Dr. Maselli is a triple board-certified neurologist (Neurology, Clinical Neurophysiology and Electromyography), with expertise in physiology of neuromuscular transmission, synaptic electrophysiology, molecular biology, and neurogenetics.

Dr. Maselli completed his clinical and research fellowship in neurophysiology at the University of Chicago under the supervision of Dr. Barry W. Arnason and Dr. Deborah Nelson. During his fellowship at the University of Chicago he became interested in the physiology of neuromuscular transmission of the human and avian neuromuscular junction, which he studied using various techniques, including intracellular microelectrodes, voltage clamp, patch clamp and neurotransmitter microiontophoresis.

At the University of California Davis, he first developed a laboratory of synaptic physiology focused on the study of synaptic transmission in muscle preparations and primary cultured motor neurons. Later on, he expanded the capabilities of his laboratory to perform molecular genetic and molecular expression studies in mammalian cell lines for studying Congenital Myasthenic Syndromes (CMS), which are a heterogeneous group of human disorders of neuromuscular transmission characterized by weakness and muscle fatigability.

Dr. Maselli is currently a Professor in the UC Davis Department of Neurology and Director of the UC Davis Medical Center Electomyography Laboratory.

Research Overview

Dr. Maselli’s research is focused on three main projects related to CMS. The first project is the study of synaptic laminins, the second project is the study of the effects of the drug 3,4-diaminopyridine (3,4-DAP) at the mammalian NMJ, and the third project is the study of stem cell treatment of endplate deficiency of acetylcholinesterase (AChE).


1. Synaptic Laminins:

Laminins are the most abundant non-collagenous proteins of the extracellular matrix (ECM). Laminins are heterotrimeric glycoproteins that support numerous biological processes, including signal transduction, cell adhesion and neurite outgrowth.

synaptic laminims

Figure 1. A. Cruciform arrangement of heterotrimeric synaptic laminins composed of subunits β2 and γ1 assembled with the α2, α4, or α5 subunits.
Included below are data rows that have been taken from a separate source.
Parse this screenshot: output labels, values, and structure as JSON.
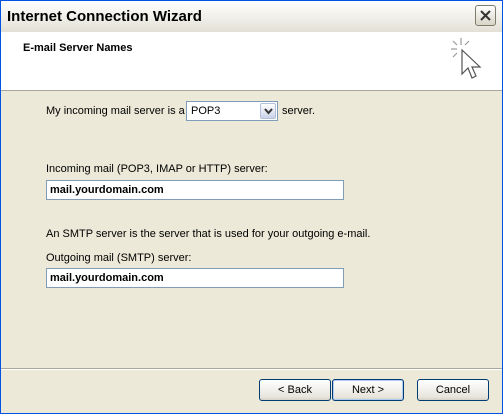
{
  "window": {
    "title": "Internet Connection Wizard",
    "close_label": "×"
  },
  "header": {
    "title": "E-mail Server Names",
    "icon": "wizard-sparkle-cursor-icon"
  },
  "server_type": {
    "prefix_label": "My incoming mail server is a",
    "selected_value": "POP3",
    "suffix_label": "server."
  },
  "incoming": {
    "label": "Incoming mail (POP3, IMAP or HTTP) server:",
    "value": "mail.yourdomain.com"
  },
  "smtp_info": "An SMTP server is the server that is used for your outgoing e-mail.",
  "outgoing": {
    "label": "Outgoing mail (SMTP) server:",
    "value": "mail.yourdomain.com"
  },
  "buttons": {
    "back": "< Back",
    "next": "Next >",
    "cancel": "Cancel"
  },
  "colors": {
    "dialog_bg": "#ece9d8",
    "header_bg": "#ffffff",
    "input_border": "#7f9db9",
    "button_border": "#003c74"
  }
}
B. Distribution of synaptic laminins at the NMJ.

Dr. Maselli's research involves the study of the mechanisms by which spontaneously occurring human mutations in synaptic laminins causing CMS result in failure of synaptic transmission by altering the mechanisms of signaling, cell adhesion and neurite growth at the NMJ.
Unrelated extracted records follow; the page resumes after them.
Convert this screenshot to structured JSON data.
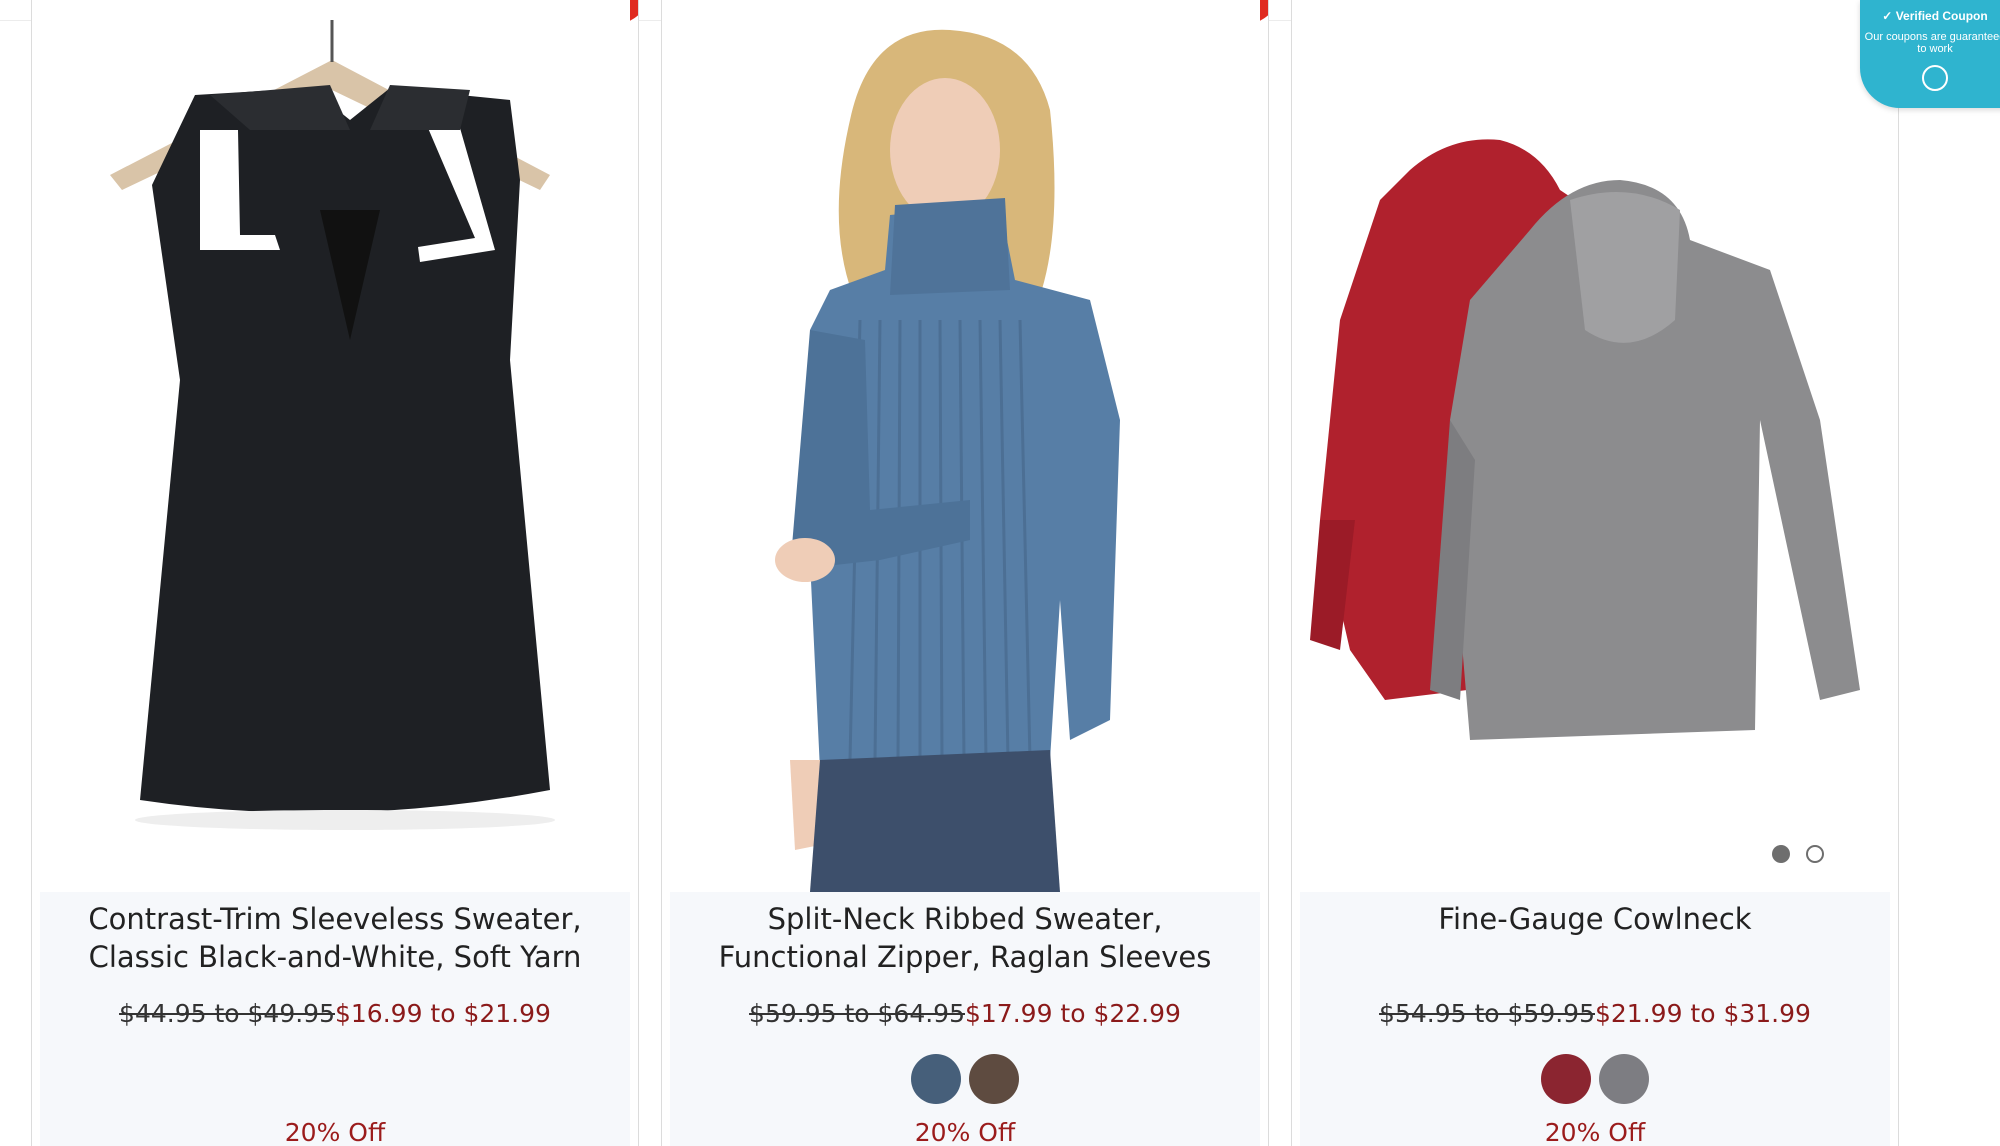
{
  "coupon": {
    "title": "Verified Coupon",
    "subtitle": "Our coupons are guaranteed to work",
    "check_icon": "check-circle-icon",
    "chat_icon": "chat-bubble-icon"
  },
  "products": [
    {
      "title": "Contrast-Trim Sleeveless Sweater, Classic Black-and-White, Soft Yarn",
      "original_price": "$44.95 to $49.95",
      "sale_price": "$16.99 to $21.99",
      "discount": "20% Off",
      "swatches": []
    },
    {
      "title": "Split-Neck Ribbed Sweater, Functional Zipper, Raglan Sleeves",
      "original_price": "$59.95 to $64.95",
      "sale_price": "$17.99 to $22.99",
      "discount": "20% Off",
      "swatches": [
        "#465f7a",
        "#5e4b40"
      ]
    },
    {
      "title": "Fine-Gauge Cowlneck",
      "original_price": "$54.95 to $59.95",
      "sale_price": "$21.99 to $31.99",
      "discount": "20% Off",
      "swatches": [
        "#8b2530",
        "#7d7d82"
      ]
    }
  ],
  "colors": {
    "sale_red": "#8b1a1a",
    "badge_red": "#e02b20",
    "info_bg": "#f6f8fb",
    "coupon_bg": "#2fb4cf"
  }
}
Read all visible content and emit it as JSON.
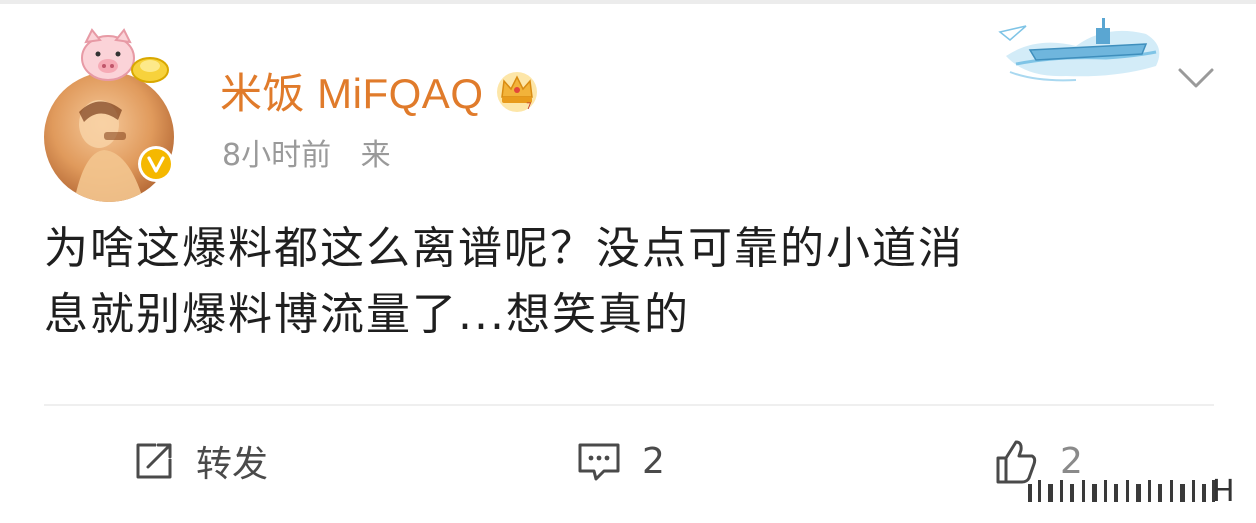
{
  "post": {
    "user": {
      "name": "米饭 MiFQAQ",
      "verified": true
    },
    "meta": {
      "time": "8小时前",
      "source": "来"
    },
    "content": {
      "line1": "为啥这爆料都这么离谱呢？没点可靠的小道消",
      "line2": "息就别爆料博流量了...想笑真的"
    },
    "actions": {
      "repost_label": "转发",
      "comment_count": "2",
      "like_count": "2"
    },
    "watermark_fragment": "H"
  },
  "colors": {
    "username": "#e07b2b",
    "meta": "#9a9a9a",
    "verified_badge": "#f5b800",
    "body_text": "#1f1f1f"
  },
  "icons": [
    "pig-pendant-icon",
    "verified-badge-icon",
    "crown-icon",
    "aircraft-carrier-decoration",
    "chevron-down-icon",
    "repost-icon",
    "comment-icon",
    "like-icon"
  ]
}
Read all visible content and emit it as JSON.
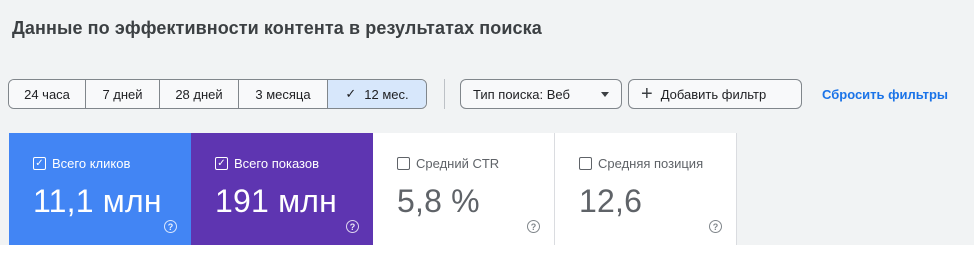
{
  "header": {
    "title": "Данные по эффективности контента в результатах поиска"
  },
  "date_range": {
    "options": [
      "24 часа",
      "7 дней",
      "28 дней",
      "3 месяца",
      "12 мес."
    ],
    "selected_index": 4
  },
  "filters": {
    "search_type_label": "Тип поиска: Веб",
    "add_filter_label": "Добавить фильтр",
    "reset_label": "Сбросить фильтры"
  },
  "metrics": [
    {
      "label": "Всего кликов",
      "value": "11,1 млн",
      "checked": true,
      "color": "#4285f4"
    },
    {
      "label": "Всего показов",
      "value": "191 млн",
      "checked": true,
      "color": "#5e35b1"
    },
    {
      "label": "Средний CTR",
      "value": "5,8 %",
      "checked": false,
      "color": "#ffffff"
    },
    {
      "label": "Средняя позиция",
      "value": "12,6",
      "checked": false,
      "color": "#ffffff"
    }
  ]
}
2. Effect of 3,4-DAP at the Mammalian NMJ:

3,4-DAP is a potassium channel blocker that lengthens the depolarization produced by an action potential at the nerve terminal (NT) (Figure 2). The prolonged depolarization induced by 3,4-DAP increases the entry of Ca2+ into the NT through voltage-gated Ca2+ channels (VGCC). Increased Ca2 level at the NT facilitates the release of acetylcholine improving neuromuscular transmission.
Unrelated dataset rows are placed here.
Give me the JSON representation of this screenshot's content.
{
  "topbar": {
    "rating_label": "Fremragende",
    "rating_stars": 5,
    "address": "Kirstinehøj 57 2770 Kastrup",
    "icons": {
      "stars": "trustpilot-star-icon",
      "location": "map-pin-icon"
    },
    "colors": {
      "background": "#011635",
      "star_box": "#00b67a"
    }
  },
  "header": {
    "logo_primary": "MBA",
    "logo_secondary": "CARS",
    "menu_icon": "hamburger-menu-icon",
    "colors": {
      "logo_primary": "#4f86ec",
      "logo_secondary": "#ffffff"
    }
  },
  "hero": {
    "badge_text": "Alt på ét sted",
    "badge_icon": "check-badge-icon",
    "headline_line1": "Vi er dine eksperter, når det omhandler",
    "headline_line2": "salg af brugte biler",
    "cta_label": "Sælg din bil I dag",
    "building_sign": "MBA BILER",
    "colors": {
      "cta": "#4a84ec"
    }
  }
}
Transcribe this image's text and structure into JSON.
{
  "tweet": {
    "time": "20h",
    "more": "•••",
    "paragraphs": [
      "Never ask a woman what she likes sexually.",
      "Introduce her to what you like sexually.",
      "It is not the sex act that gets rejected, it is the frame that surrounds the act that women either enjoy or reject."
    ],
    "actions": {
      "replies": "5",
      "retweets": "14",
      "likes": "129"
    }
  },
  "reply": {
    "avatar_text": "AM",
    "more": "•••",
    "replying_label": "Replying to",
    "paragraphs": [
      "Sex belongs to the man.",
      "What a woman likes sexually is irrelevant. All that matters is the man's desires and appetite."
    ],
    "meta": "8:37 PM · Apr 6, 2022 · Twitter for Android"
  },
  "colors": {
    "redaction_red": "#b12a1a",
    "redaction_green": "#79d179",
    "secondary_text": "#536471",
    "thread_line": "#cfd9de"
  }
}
Effect of 3,4-DAP at the NMJ

Figure 2. Effect of 3,4-DAP at the NMJ


3. Stem-Cell Treatment of Congenital Endplate Acetylcholinesterase Deficiency (CEAD):

CEAD is an autosomal recessive human disorder caused by mutations in COLQ, which is the gene that encodes the collagenic tail ColQ that anchors AChE at the endplate (Figure 3). Patients with CEAD have severe weakness and muscle fatigability, for which there is no available treatment. Dr. Maselli's goal is to treat CEAD patients with mesenchymal stem-cells (MSCs) engineered to secrete the missing ColQ assembled with AChE. To advance toward this goal the team is testing the effect of genetically engineered MSCs secreting CoLQ and AChE in Colq knockout mice which faithfully reproduce all the pathogenic aspects of human CEAD.

CEAD stem cell treatment

Figure 3. A. ColQ-AChE assembly at the NMJ. B. Colq knockout mouse. C. Stem-cell treatment overview.

Future Directions

Continue using primary cultures of rat motor neurons and protein interactions assays for studying the effects of mutant laminins .

Test the effects of 3,4-DAP in other animal models of human CMS.

Use genetically engineered MSCs for treating CEAD and other CMS forms.